Литмир - Электронная Библиотека

И все же Цезарь беспокоил меня. Вдруг он начал хиреть на глазах. Я уже вынырнул на поверхность и, вспоминая самые любопытные случаи из первого моего полувека, вновь поверил в свою правду и доверился ей. Ел я жадно, переваривал превосходно, без одышки отбарабанивал с утра свои пятьдесят приседаний. А Цезарь к концу второй недели уже страдал от бессонницы, потерял аппетит, и наконец, заболел мучительным бронхитом со страшными приступами кашля. Однако врач обложил его вшивым ипохондриком, и Цезарь возвратился в камеру, не получив даже и таблетки для успокоения кашля и страха.

С того дня между нами все пошло вкось и вкривь. По ночам меня будил его кашель. Я слышал, как он хнычет в страхе перед болезнью, как проклинает мой здоровый сон и скотское равнодушие. Однажды ночью он бросился на меня с кулаками:

— Не храпи! — орал он. — Перестань храпеть, сукин ты сын, перестань!

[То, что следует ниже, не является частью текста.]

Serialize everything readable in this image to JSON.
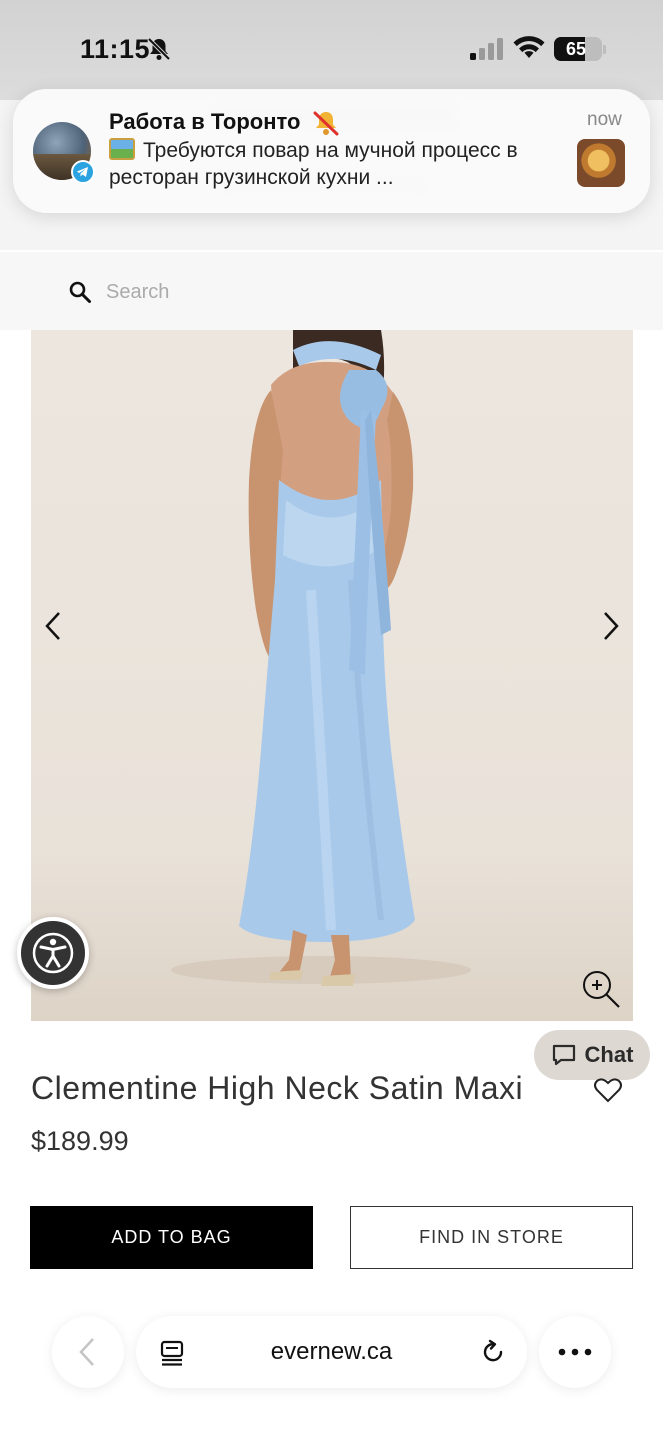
{
  "status_bar": {
    "time": "11:15",
    "battery_percent": "65",
    "battery_level": 0.65,
    "silent_mode": true
  },
  "notification": {
    "title": "Работа в Торонто",
    "time": "now",
    "body": "Требуются повар на мучной процесс в ресторан грузинской кухни ...",
    "app_icon": "telegram-icon"
  },
  "search": {
    "placeholder": "Search"
  },
  "product": {
    "title": "Clementine High Neck Satin Maxi",
    "price": "$189.99",
    "add_to_bag_label": "ADD TO BAG",
    "find_in_store_label": "FIND IN STORE"
  },
  "chat": {
    "label": "Chat"
  },
  "browser": {
    "address": "evernew.ca"
  }
}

Я предельно вежливо извинился перед ним. Однако это мало что могло изменить. В Цезаре проснулась зависть, и зависть эта стала вырываться наружу, перерастать в ненависть. Я не хотел этого, но был бессилен. Чтобы поразвлечь и потешить его, я принялся выковыривать из памяти самые презабавные истории, довольно детально расписывал достоинства некоторых знакомых женщин. На день-два он оживился. Слишком поздно я спохватился, что женщин было у него очень мало и что ни одну он не сумел полюбить по-настоящему, так, чтобы на всю жизнь врезалась в память. Не желая того, своими историями я окончательно выбил его из колеи. Я переменил тему, бабьим прелестям предпочтя Принстон, где с весны до осени сорок пятого года я работал помощником садовника в Институте физики, медленно, но верно поправляясь от ран, полученных в последнем моем военном рейсе. Я попал туда по протекции старшего офицера, брат которого работал в администрации института, и рассказывал я Цезарю не о своих ничтожных хлопотах, о цветочках и газонах, а о профессоре Альберте Эйнштейне, жившем и работавшем в те годы в Принстоне. Я знал, кто он, однако совершенно не понимал, почему его считают величайшим ученым нашего времени.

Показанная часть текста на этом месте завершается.